Le ministre sortant de la Sécurité intérieure du Québec, Ian Lafrenière, a indiqué avoir sollicité une autorisation d’accès aux informations confidentielles, une procédure qui nécessite une enquête approfondie pouvant durer plusieurs mois. Cette demande vise à permettre aux divers corps policiers, contrôleurs routiers et agents de la faune de partager des données sur des menaces potentielles non seulement envers les élus, mais aussi envers l’ensemble du processus démocratique québécois. « Pour l’instant, je n’ai aucune raison de croire que c’est arrivé », a tempéré le ministre, tout en précisant que la surveillance s’est intensifiée récemment dans le contexte préélectoral.

Une menace économique plutôt que politique

Interrogé sur les motivations d’une ingérence étrangère dans le processus électoral québécois, Ian Lafrenière a répondu par une contre-question rhétorique : « Pourquoi je ne le ferais pas au Québec si mon but est insidieux et économique ? » Le ministre estime que des organisations criminelles d’autres nations pourraient chercher à attaquer l’économie québécoise plutôt que d’influencer directement le résultat d’une élection. Il a toutefois précisé que les tentatives d’ingérence pour fraude économique surviennent de manière « presque quotidienne » au Québec, principalement sous forme de phishing, des courriels malicieux d’hameçonnage.

Des limites d’accès à l’information sensible

Malgré son poste de ministre de la Sécurité intérieure et de vice-premier ministre, Ian Lafrenière ne détient pas actuellement la cote de sécurité très élevée nécessaire pour obtenir certains renseignements classifiés. Il a indiqué avoir renouvelé sa demande auprès de la Gendarmerie royale du Canada (GRC) ainsi que du Service canadien du renseignement de sécurité (SCRS). Le ministre a raconté une situation récente où un collègue vice-premier ministre lui a refusé de partager une information sensible faute de cote de sécurité suffisante. « Vous voyez, les gens prennent ça au sérieux », a-t-il souligné, sans toutefois confirmer si d’autres ministres du gouvernement Fréchette avaient également fait cette demande.
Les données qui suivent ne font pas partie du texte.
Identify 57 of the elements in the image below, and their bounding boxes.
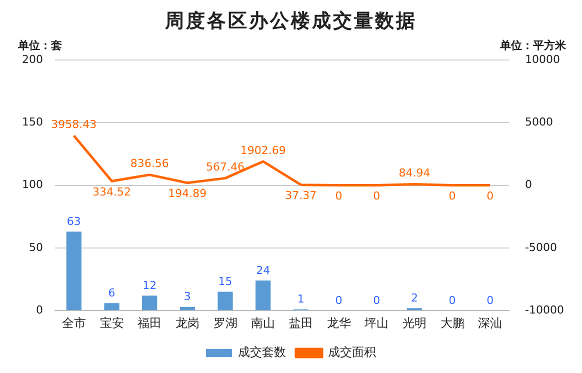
data-label: 0 [373,294,380,307]
y2-tick-label: 0 [525,178,532,192]
data-label: 12 [142,278,157,292]
data-label: 1 [297,292,304,306]
y2-tick-label: -10000 [525,303,564,316]
x-tick-label: 大鹏 [440,316,464,330]
bar [218,292,233,310]
y-tick-label: 150 [22,116,43,129]
data-label: 0 [448,190,456,203]
data-label: 334.52 [92,185,131,198]
data-label: 3 [184,290,191,304]
y-tick-label: 0 [36,303,43,316]
data-label: 0 [373,190,380,203]
x-tick-label: 福田 [138,316,162,330]
x-tick-label: 坪山 [364,316,389,330]
y-tick-label: 200 [22,52,43,66]
y2-tick-label: 5000 [525,116,554,129]
data-label: 0 [486,190,494,203]
legend-label: 成交面积 [328,345,376,360]
data-label: 63 [66,215,81,228]
bar [142,296,158,310]
data-label: 1902.69 [240,144,286,157]
data-label: 0 [335,190,342,203]
chart-title: 周度各区办公楼成交量数据 [164,9,418,34]
x-tick-label: 光明 [402,316,426,330]
y2-tick-label: -5000 [525,240,558,254]
data-label: 194.89 [168,187,207,200]
bar [104,303,120,310]
data-label: 15 [218,275,232,288]
x-tick-label: 深汕 [478,316,502,330]
x-tick-label: 宝安 [100,316,124,330]
data-label: 37.37 [285,189,317,202]
y-tick-label: 100 [22,178,43,192]
data-label: 84.94 [398,166,430,180]
data-label: 6 [108,286,116,300]
data-label: 2 [410,291,418,304]
x-tick-label: 盐田 [288,316,313,330]
x-tick-label: 罗湖 [213,316,238,330]
bar [66,232,82,310]
data-label: 0 [486,294,494,307]
data-label: 0 [335,294,342,307]
x-tick-label: 龙华 [326,316,351,330]
y2-axis-title: 单位：平方米 [499,38,567,52]
bar [256,280,271,310]
y-tick-label: 50 [28,240,43,254]
x-tick-label: 龙岗 [175,316,200,330]
y2-tick-label: 10000 [525,52,560,66]
data-label: 567.46 [206,160,245,174]
data-label: 836.56 [130,157,169,170]
bar [180,306,195,310]
y-axis-title: 单位：套 [17,38,62,52]
data-label: 24 [256,264,270,277]
legend-label: 成交套数 [238,345,286,360]
x-tick-label: 全市 [62,316,86,330]
data-label: 3958.43 [51,118,97,132]
data-label: 0 [448,294,456,307]
x-tick-label: 南山 [251,316,276,330]
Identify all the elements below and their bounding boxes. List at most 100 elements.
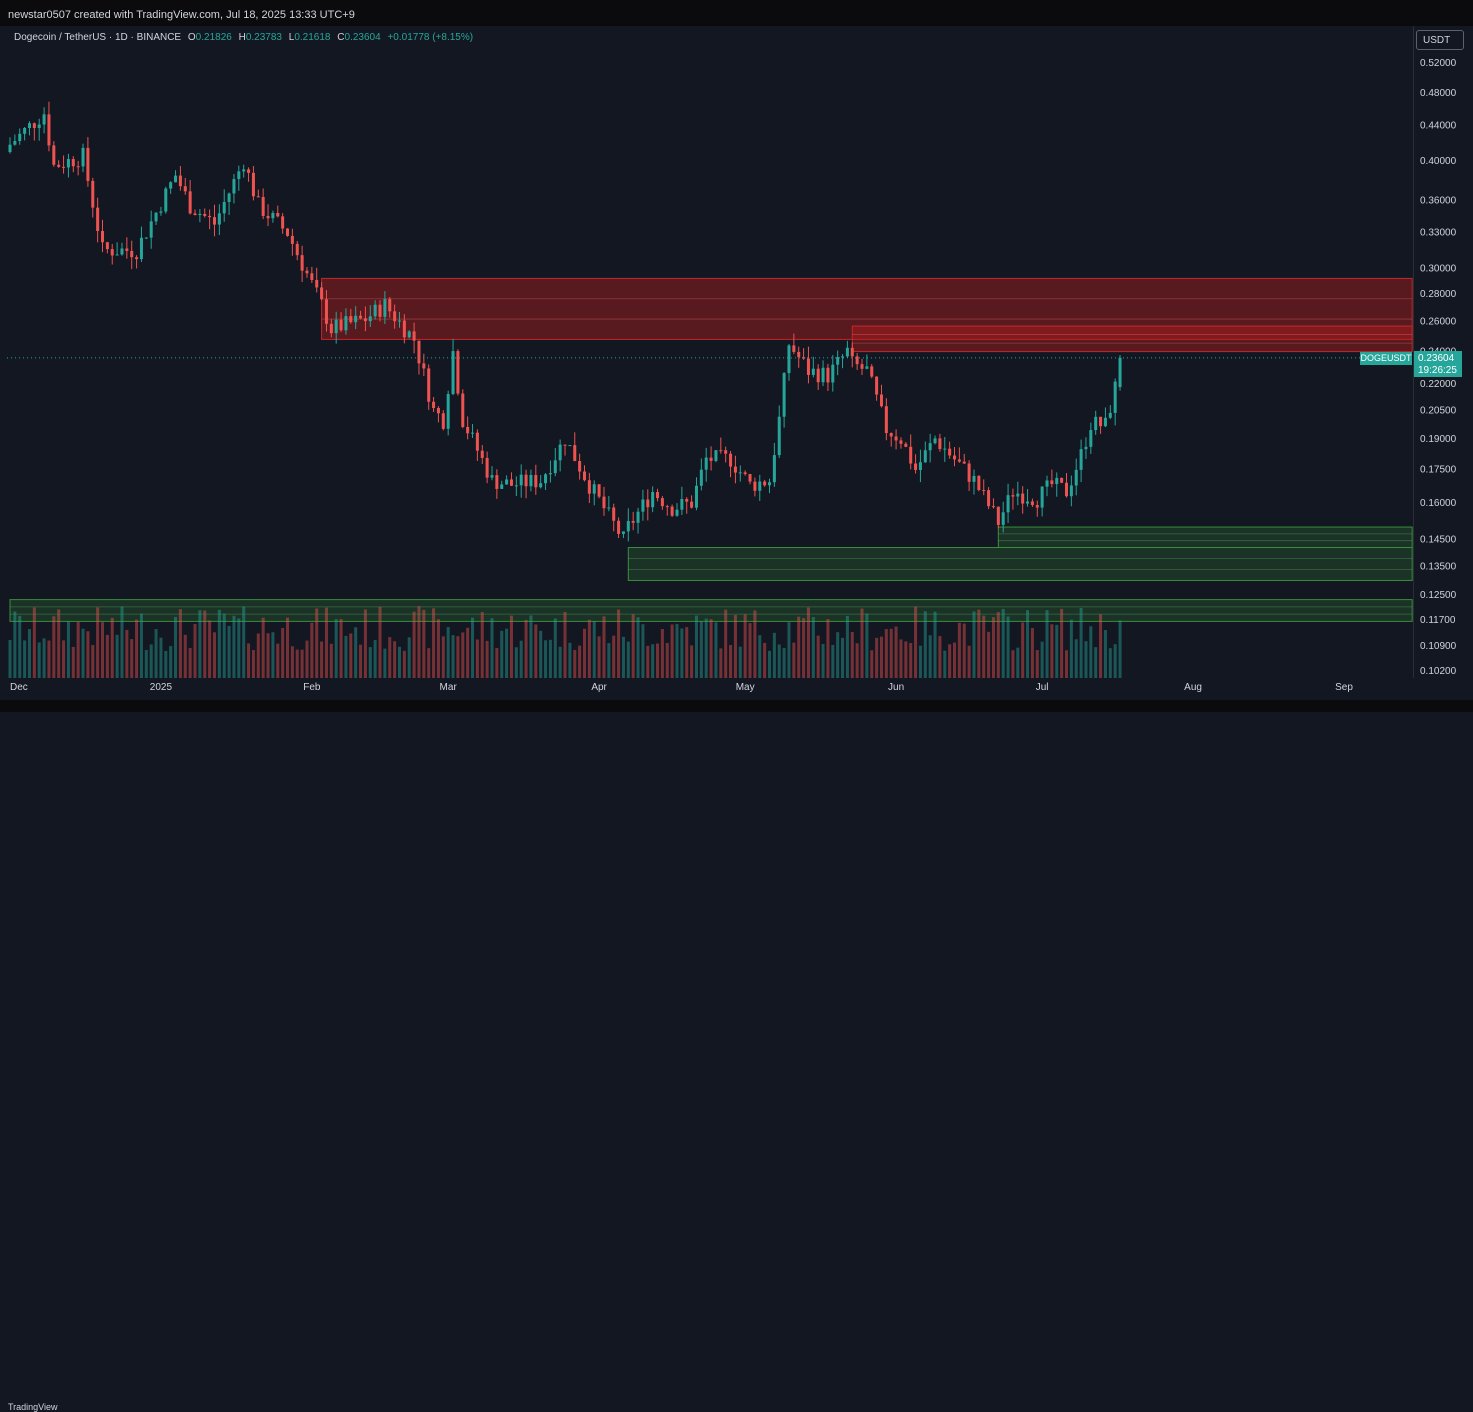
volume-bar: [909, 643, 913, 678]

Un contexte national de vigilance accrue

Cette démarche québécoque s’inscrit dans un contexte national où la Commission sur l’ingérence étrangère, présidée par la commissaire Marie-Josée Hogue, a publié un rapport final contenant 51 recommandations pour mieux détecter, prévenir et contrer les activités d’influence étrangère. Le rapport confirme que les institutions démocratiques canadiennes sont demeurées « robustes » malgré les tentatives d’ingérence de pays autoritaires comme la Chine, la Russie, l’Iran, l’Inde et le Pakistan. La commissaire a toutefois relevé des ratés dans les protocoles de communication des renseignements en haut lieu, estimant que « les systèmes en place n’étaient pas très robustes ».